For a fourth consecutive year, the oversight board for Los Angeles Department of Water and Power (LADWP) has approved another one-year, $1.795 million contract with Southern California Gas Co. for underground natural gas storage services to help the nation’s largest municipal utility manage its fuel supplies for a fleet of gas-fired generation plants in the greater LA metropolitan area. The contract requires city council and mayoral approval.

Under the agreement, LADWP gets up to 10 MMcf/d withdrawal and 20 MMcf/d injection rights with overall storage capacity of 500 MMcf for the 12-month period of April 1, 2007 through March 31, 2008.
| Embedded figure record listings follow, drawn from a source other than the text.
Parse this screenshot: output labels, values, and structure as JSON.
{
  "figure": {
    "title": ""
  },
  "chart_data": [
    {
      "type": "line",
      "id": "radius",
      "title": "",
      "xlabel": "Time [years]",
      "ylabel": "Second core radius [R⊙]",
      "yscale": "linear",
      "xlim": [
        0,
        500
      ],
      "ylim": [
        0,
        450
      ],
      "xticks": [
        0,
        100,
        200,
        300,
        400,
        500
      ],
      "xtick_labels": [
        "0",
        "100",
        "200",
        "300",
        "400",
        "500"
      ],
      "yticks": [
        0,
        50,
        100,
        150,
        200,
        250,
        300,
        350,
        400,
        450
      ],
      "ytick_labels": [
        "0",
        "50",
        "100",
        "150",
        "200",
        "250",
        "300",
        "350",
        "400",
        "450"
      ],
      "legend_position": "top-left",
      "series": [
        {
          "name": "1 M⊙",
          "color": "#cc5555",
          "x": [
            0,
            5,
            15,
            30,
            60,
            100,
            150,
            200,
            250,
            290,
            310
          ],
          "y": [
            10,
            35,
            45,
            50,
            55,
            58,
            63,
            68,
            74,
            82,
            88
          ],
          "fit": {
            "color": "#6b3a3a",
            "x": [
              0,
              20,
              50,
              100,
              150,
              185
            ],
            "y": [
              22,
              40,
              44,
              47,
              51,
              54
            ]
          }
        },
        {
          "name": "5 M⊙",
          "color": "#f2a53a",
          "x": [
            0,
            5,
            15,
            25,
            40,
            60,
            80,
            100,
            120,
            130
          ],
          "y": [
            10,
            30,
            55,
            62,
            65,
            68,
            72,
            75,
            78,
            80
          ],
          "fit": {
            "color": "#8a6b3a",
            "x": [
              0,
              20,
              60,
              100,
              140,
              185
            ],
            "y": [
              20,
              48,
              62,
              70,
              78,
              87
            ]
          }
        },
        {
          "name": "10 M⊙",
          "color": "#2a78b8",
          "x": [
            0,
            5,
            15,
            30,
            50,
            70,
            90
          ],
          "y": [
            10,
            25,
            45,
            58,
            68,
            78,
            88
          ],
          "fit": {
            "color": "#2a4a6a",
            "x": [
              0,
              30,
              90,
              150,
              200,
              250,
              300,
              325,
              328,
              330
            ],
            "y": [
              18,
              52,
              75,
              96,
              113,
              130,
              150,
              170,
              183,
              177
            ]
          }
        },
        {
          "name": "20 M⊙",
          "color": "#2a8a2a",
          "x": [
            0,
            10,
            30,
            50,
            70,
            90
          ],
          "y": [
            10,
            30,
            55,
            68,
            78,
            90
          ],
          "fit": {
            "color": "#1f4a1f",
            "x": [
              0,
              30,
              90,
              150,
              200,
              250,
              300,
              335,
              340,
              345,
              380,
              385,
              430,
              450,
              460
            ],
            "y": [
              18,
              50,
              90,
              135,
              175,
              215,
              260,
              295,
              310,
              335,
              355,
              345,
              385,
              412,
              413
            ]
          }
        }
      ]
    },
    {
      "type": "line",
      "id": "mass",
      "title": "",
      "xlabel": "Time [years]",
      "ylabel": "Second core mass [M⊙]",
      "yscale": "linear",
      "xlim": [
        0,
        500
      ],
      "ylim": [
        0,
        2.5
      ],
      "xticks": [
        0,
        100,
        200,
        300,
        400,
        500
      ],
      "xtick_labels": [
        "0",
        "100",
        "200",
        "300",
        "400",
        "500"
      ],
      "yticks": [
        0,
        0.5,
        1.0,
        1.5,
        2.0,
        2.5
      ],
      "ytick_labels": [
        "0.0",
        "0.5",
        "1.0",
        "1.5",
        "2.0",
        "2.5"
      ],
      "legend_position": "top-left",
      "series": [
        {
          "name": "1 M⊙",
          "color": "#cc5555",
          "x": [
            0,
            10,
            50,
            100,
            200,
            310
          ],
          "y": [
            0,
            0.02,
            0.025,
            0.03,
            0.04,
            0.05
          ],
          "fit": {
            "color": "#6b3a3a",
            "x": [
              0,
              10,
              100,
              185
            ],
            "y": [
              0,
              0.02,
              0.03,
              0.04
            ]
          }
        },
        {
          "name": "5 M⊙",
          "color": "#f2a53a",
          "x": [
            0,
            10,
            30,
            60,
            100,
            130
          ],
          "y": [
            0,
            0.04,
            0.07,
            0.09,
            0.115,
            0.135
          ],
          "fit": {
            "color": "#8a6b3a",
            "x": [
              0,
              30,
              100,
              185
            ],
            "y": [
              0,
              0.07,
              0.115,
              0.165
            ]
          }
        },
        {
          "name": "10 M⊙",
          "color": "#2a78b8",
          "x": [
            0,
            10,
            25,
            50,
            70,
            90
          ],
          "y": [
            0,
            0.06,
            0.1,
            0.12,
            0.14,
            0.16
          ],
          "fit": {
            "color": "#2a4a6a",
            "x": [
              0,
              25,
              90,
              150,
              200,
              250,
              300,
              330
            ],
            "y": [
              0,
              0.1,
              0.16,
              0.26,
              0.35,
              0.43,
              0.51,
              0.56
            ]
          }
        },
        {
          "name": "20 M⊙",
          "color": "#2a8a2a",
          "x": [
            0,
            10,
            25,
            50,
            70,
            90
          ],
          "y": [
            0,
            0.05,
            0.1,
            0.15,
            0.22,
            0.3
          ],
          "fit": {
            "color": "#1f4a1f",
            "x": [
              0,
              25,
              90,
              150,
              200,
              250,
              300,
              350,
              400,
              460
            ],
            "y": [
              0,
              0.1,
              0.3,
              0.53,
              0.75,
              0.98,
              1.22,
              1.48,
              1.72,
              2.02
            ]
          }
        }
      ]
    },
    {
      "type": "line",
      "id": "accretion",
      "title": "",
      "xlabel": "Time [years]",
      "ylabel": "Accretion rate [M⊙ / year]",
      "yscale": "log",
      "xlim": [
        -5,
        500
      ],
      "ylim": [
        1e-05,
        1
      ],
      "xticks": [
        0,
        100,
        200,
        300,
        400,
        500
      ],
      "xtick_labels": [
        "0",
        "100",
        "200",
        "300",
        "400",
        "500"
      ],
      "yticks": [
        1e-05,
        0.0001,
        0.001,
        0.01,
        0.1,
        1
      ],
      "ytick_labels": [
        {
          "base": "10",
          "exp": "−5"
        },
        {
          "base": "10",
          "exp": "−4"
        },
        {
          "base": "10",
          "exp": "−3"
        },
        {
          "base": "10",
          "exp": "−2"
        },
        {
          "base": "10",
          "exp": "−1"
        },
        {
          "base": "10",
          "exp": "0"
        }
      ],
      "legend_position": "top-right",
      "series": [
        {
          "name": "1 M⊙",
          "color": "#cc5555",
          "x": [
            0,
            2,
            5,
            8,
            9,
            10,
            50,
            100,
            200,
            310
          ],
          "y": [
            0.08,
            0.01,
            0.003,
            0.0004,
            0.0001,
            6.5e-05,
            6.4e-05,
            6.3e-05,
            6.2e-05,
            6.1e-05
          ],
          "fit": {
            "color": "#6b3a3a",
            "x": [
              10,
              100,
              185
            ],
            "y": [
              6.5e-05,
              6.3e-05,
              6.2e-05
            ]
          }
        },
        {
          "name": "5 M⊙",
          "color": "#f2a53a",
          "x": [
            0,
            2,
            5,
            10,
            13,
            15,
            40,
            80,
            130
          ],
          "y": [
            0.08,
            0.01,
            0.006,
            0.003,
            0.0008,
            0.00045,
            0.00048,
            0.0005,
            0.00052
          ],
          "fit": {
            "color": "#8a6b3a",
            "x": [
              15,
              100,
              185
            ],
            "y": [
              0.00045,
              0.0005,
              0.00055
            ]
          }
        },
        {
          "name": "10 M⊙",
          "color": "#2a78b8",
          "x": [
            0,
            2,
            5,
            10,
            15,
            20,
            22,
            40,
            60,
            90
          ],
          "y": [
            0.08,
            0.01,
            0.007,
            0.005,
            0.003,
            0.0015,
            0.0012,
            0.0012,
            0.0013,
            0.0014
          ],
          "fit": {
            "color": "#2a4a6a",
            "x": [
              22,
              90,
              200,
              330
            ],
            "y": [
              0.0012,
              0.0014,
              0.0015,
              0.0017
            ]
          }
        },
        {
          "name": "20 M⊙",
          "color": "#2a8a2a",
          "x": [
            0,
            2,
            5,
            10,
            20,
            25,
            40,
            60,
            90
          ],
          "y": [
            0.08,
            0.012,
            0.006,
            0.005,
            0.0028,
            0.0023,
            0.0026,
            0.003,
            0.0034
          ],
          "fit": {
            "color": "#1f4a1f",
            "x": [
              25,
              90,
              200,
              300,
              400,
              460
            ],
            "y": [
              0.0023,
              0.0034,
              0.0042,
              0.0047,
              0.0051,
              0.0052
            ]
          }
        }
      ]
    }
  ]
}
“Storage is getting more and more expensive,” said LADWP’s Randy Howard, an assistant general manager working with the city-run utility’s chief operating officer. For the electric muni, storage has become less of a hedging tool and more of a load balancing tool as there is less winter-summer seasonal variation, Howard said. “You can find high prices in the middle of the summer as well as the winter. It is hard to gauge now.”

While it used to be “somewhat beneficial” to the large municipal electric utility to buy gas in the summer, store it and pull it out in the winter, that is no longer the case, according to Howard. “You’d do okay on the hedge back then, but we don’t see those opportunities as much any more. You can still find some opportunities in real time, but it is less so for us, and now is more of a daily balancing help when we have less or more gas needed for the scheduled electrical load for the day.”

The LADWP board agenda item described the extended contract as “a follow-on to four other storage agreements from the last five years, which brings [it] into the purview of the city council approval for continuous contracting for more than three years. The storage capacity, injection, withdrawal and pricing are determined in a controlled auction process managed by SoCalGas.”

While the contract extension is being processed at LADWP and among city elected leaders, the utility cannot fully use its storage rights, so LADWP said it is working with the mayor’s chief administrative officer to develop an ordinance for the city council to pass that would delegate future storage agreement approval to the utility’s oversight board.